嫌われ者の虫・ゴキブリ。極力姿を見ず、触らず、近づかずに捕獲する道具を、ゴキブリが苦手な岐阜聖徳学園高校(岐阜)の3年生4人が開発した。代表して、河村友果さん(3年)に話を聞いた。(写真・学校提供)

一人でゴキブリ退治できる捕獲機を開発

―どんな捕獲器を開発したのか教えてください。

なるべく目視せず、接触せず、遠距離からゴキブリを捕獲する道具です。柄(え)がついた箱型の捕獲器をゴキブリにかぶせ、横についた取っ手を押して狭い空間に閉じ込めます。柄は2メートルあるので、ゴキブリから離れた距離から捕獲できます。取っ手を押すと、箱の下の板がスライドされてゴキブリを閉じ込める仕組みになっているので、閉じ込めてから逃がしたり、殺虫したりできます。

開発したゴキブリ捕獲器

―開発のきっかけを教えてください。

先生の家にゴキブリが出て大変な思いをしたという話をヒントに、虫が苦手な人でも捕獲できる道具を作ろうと思ったことがきっかけです。私もゴキブリが苦手で、家で出たときは逃げ回り、一人で対処できません。私や同じ思いをしている人が、 一人で捕獲できるようにしたいと思って始めました。
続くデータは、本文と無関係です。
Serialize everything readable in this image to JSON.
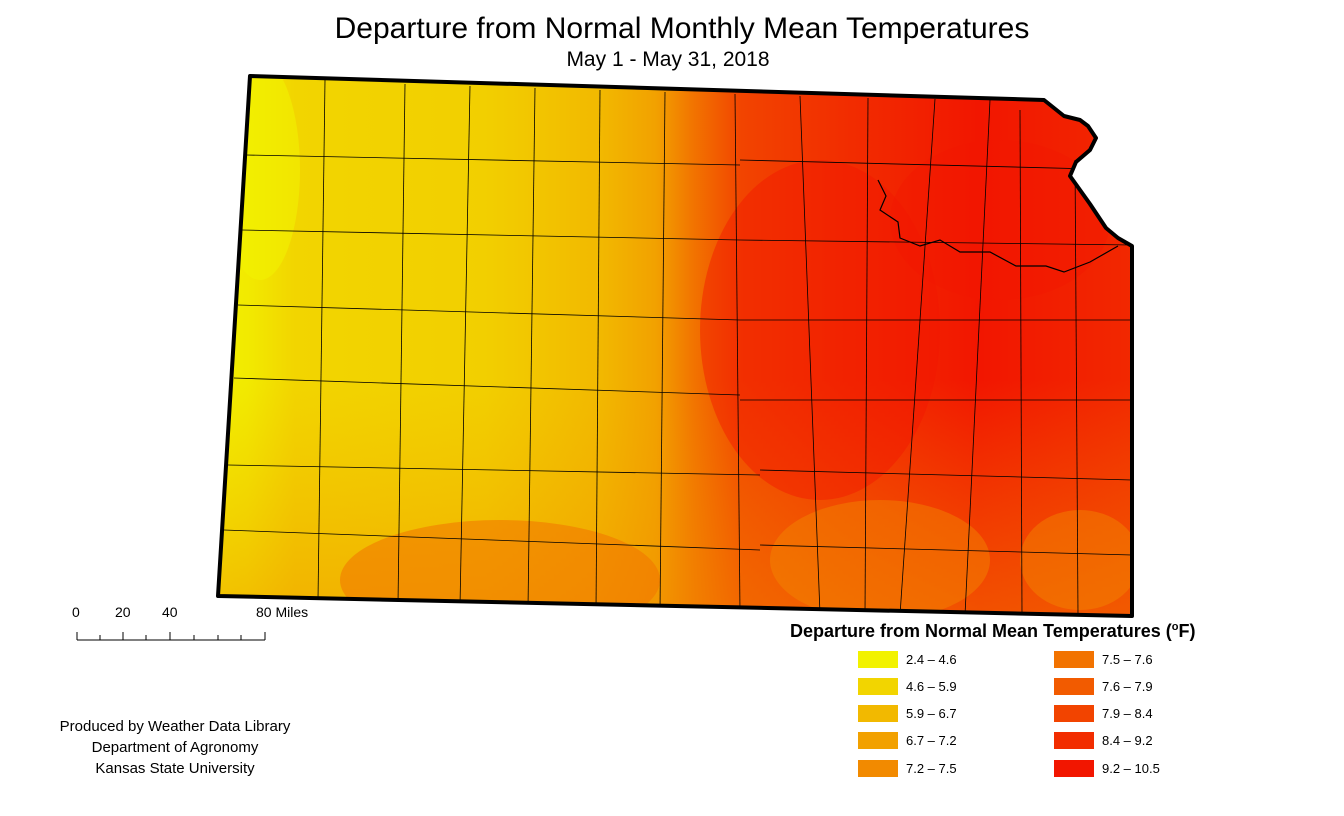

箱の横の取っ手を押し、ゴキブリを狭い空間に閉じ込める

コンセプトは「見えない、触れない、離れる」

―捕獲器のアイデアはどうやって思いつきましたか?

商品化を視野に入れていたので、既存品とかぶらないものを作りたいと考えていました。そのうえで、ゴキブリが苦手な人のために「見えない、触れない、2メートル以上離れる」という条件を踏まえて考えて、原型ができあがりました。

さらにそこから「片手で捕獲できる」など、より良い捕獲器になるように、試作品の案を出し合い、素材も考慮して作りました。

開発した4人

―捕獲器はどのように改良を重ねたのでしょうか。

試作品の案を出しては、欠点を発見する。また案を出す、欠点が見つかる……という過程を4回ほど繰り返して、今の捕獲器になりました。実験を数百回繰り返すうちに、捕獲器はボロボロになってきたので、素材を一部木材に変更するなど、さらに改良しました。

実験のため校内でゴキブリを募集

―開発中に大変だったこと、それを乗り越えた方法を教えてください。

苦手なゴキブリと常に向き合わなければならなかったことがつらかったです。でも、メンバーにゴキブリが平気な人がいたので、実験の時はとても助けられました。

捕獲実験をするために学校に「ゴキブリ募集ポスター」を貼ったところ、先生や生徒がゴキブリを持ってきてくれたのですが、実験当日には弱ったり死んでしまったりしていました。そこで爬虫(はちゅう)類のえさとして売られている虫「レッドローチ」で代用して、捕獲実験を行いました。

校内に貼ったゴキブリ募集ポスター

実験場所がないことも大変でした。教室でレッドローチを1匹ずつ放して捕獲実験を行ったのですが、クラスメートが協力的だったので感謝しています。メンバーの時間が合わず、スケジュール調整で追い込まれ、投げ出したくなることもありましたが、先生やクラスメートが一緒に悩んでくれたことで乗り越えられました。

ゴキブリ苦手な同級生も協力

―開発中の印象的なエピソードはありますか?

あまり協力的でなかったメンバーの男子3人が、実験を始めてから協力的で積極的になりました。クラスメートもゴキブリが苦手なのに、実験に進んで協力してくれたことがとてもうれしかったです。最初は「遊んでいるのではないか」という目を向けていた先生方も、実験を進める姿を見て真剣に取り組んでいることを理解してくれました。

―開発を通して力がついたと感じることはありますか?

企業への電話のかけ方や、書類の書き方など、探究をしていなければ知らなかった社会常識を知ることができました。まだまだ勉強していかなければなりませんが、この活動は今後の自分の自信につながるものになったと思います。